Como si las dos semanas de parón les hubieran desinflado, los pupilos de Caparrós salieron al campo al trantrán, incumpliendo por tanto su primera obligación de presionar desde arriba para intentar desactivar al Sporting, un equipo que sabe tocar -Rivera le ha dado mucha vidilla- y nunca se esconde. Poco exigidos, los asturianos se sintieron pronto muy cómodos. Otra cosa es que sus largas posesiones durante la primera mitad no les sirvieran de mucho y que Gorka Iraizoz no tuviera casi trabajo. Pero eso ya no era cuestión del juego sino del talento de los delanteros de Preciado, que tienen la mala costumbre de rizar demasiado el rizo.

Intrascendencia

Más allá de esa contingencia y de que, casi por pura inercia, aprovechando algunos movimientos de Susaeta, el Athletic creó incluso más peligro que su rival hasta el descanso, había una diferencia esencial entre los dos equipos. Se podría hablar de la fidelidad a uno mismo. El Sporting jugaba a lo que sabe, con su patrón de siempre, el sello que ese gran entrenador que es Manolo Preciado ha puesto a un bloque que mantiene sus líneas maestras de la pasada temporada pero ha ganado quintales de solidez defensiva. Aquella candidez de colegial que estuvo a punto de costarle la categoría ha pasado a mejor vida. El Athletic, por el contrario, nunca se sintió a gusto. Sin tensión para recuperar balones, los rojiblancos cayeron rápidamente en la intrascendencia. Su juego devino en un trasiego inane que provocaba bostezos. Como tantas otras veces, el fútbol del Athletic había dejado de ser un ejercicio colectivo para convertirse en un cántico desesperado a la inspiración individual. Como ésta llegó con cuentagotas -Llorente no tuvo su día-, el Athletic volvió a ser ayer poco más que una tropa ceñuda y voluntariosa.

La segunda parte tuvo un protagonista: De las Cuevas. Nada más comenzar se le fue por un palmo un magnífico zapatazo desde fuera del área.
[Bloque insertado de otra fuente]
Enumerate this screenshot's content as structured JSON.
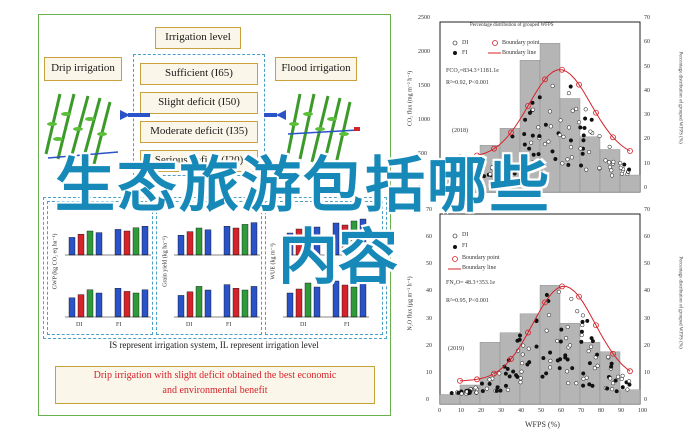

La jugada tuvo su importancia porque fue como si en ella el canterano del Atlético presentara sus credenciales de buen futbolista. En el minuto 65, poco después de que Orbaiz saltara al campo en lugar de Gurpegui -Caparrós quería más posesión, pero no la consiguió con ese revelo-, el centrocampista del Sporting se encontró con una falta en la media luna del área. Los que se pusieron a santiguarse y a temblar en la grada no eran unos exagerados. De un tiempo a esta parte, Iraizoz es una bicoca en esas jugadas. Ayer volvió a serlo. De las Cuevas se la clavó por su palo. Una vez más. El Athletic no supo reaccionar al 0-1. Siguió con su tremendismo y eso le valió el 0-2, obra de nuevo de De las Cuevas en un contragolpe. Aunque Toquero acortó distancias, no hubo forma de que el Athletic remontara. Como no la hay de confiar de verdad en este equipo.